DIAGNOSIS AND EVALUATION
In patients with GDM, the diagnosis of POP can be informed by clinical findings, gynecological examination, Pelvic Organ Prolapse Quantification (POP-Q) staging, and pelvic floor ultrasonography. However, the use of these methods during pregnancy or the early postpartum period may present challenges, including patient discomfort and altered anatomy due to ongoing physiological changes. A significant positive correlation exists between the POP-Q stage and both the minimal levator hiatus area and levator ani deficiency scores, which can be assessed using 3D pelvic floor ultrasound[15]. For patients with an obstructive defecation syndrome component, proctological examination and magnetic resonance defecography are particularly valuable for diagnosing and staging multi-compartment prolapses[16,17]. Dynamic imaging of pelvic floor anatomy also proves valuable in diagnosing dyssynergic defecation[18]. Clinicians should consider timing these evaluations to avoid unnecessary patient discomfort during late pregnancy, potentially prioritizing assessments in the early postpartum period.
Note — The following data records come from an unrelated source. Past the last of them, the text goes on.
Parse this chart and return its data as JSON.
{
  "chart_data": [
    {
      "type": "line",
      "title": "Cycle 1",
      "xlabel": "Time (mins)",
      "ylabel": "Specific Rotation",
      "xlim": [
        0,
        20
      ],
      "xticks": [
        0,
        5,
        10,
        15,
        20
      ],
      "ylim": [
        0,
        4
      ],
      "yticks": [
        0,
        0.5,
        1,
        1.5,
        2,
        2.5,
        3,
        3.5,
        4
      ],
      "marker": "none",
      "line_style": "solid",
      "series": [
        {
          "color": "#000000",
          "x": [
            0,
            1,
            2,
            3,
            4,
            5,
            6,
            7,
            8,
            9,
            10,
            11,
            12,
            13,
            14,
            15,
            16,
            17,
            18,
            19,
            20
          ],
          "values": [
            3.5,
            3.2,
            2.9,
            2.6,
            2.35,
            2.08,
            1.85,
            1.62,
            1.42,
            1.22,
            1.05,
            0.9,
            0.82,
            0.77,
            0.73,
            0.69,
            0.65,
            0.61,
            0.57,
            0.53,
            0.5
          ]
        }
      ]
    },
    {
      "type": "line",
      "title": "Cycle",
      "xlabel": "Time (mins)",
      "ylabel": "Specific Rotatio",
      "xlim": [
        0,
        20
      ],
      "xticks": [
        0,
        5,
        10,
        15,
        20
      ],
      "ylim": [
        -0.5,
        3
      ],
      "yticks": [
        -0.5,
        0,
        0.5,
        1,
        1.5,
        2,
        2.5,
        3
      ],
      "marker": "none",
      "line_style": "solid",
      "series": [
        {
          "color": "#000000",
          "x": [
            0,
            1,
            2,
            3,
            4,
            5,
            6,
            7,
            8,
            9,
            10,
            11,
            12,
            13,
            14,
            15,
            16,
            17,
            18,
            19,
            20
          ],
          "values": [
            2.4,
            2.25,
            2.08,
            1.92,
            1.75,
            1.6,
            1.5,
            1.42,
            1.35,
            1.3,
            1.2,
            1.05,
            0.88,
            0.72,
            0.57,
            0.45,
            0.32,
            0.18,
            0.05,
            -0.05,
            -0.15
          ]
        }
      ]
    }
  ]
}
While this examination may be uncomfortable during pregnancy due to the imaging techniques involved, it is generally considered safe to perform in the early postpartum period for patients diagnosed with POP.
CONCLUSION
The rising prevalence of POP and its association with GDM underscores the need for comprehensive management strategies. The interplay of obesity, macrosomia, and hormonal changes during pregnancy has a substantial impact on pelvic floor health. Accurate diagnosis through POP-Q staging, pelvic floor ultrasonography, and additional imaging techniques is essential for effective treatment. To optimize management, early postpartum evaluations are recommended, particularly for women with GDM who may present with additional risk factors, such as obesity or multiparity. Implementing targeted postpartum screening programs for high-risk populations could significantly reduce the long-term complications associated with POP. Early identification, especially in postpartum women with GDM, can improve outcomes and enable more effective management of POP.